Critics from the Indian National Congress, later scholars at the University of Bombay, and commentators associated with the Non-Cooperation Movement argued that the Survey reflected colonial agendas and relied on administrative categories similar to those used in the Census of India. Postcolonial scholars connected to the Jawaharlal Nehru University and the Centre for Studies in Civilizations have critiqued classification choices, field ethics, and the privileging of certain lects over others. Nonetheless, museums and academic centers such as the Indian Museum, the Asiatic Society, and the Institute of Oriental Studies have preserved the Survey’s materials, which remain reference points for comparative work.
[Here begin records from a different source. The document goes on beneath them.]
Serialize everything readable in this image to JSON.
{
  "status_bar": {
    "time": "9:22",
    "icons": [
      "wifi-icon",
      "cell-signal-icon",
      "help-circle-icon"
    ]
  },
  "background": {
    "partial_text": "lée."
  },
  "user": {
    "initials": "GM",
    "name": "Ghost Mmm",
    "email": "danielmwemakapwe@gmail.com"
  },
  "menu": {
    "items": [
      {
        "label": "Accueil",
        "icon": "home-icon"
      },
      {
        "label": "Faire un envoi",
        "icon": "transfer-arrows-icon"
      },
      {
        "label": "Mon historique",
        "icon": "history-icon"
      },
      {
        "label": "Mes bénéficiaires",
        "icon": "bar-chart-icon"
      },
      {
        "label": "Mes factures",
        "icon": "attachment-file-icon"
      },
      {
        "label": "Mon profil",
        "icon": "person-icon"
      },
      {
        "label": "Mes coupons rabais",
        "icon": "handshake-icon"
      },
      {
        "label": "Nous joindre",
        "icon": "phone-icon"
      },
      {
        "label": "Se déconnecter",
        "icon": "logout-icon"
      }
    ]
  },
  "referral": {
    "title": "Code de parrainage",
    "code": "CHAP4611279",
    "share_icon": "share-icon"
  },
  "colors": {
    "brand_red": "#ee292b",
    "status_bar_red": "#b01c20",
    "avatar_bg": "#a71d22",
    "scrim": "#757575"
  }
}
The Survey influenced language policy debates in forums like the Constituent Assembly of India and informed scholarship at institutions including the University of Calcutta, Aligarh Muslim University, Banaras Hindu University, and the University of Delhi. Its data underpinned later projects such as regional grammars issued by the Sahitya Akademi, comparative studies at the School of Oriental and African Studies, and orthography reforms considered by commissions linked to the Ministry of Home Affairs (India) during the formation of the Republic of India. Internationally, materials from the Survey were consulted by scholars at the University of Chicago, the Leiden University, and the Max Planck Institute for Evolutionary Anthropology for typological and historical research.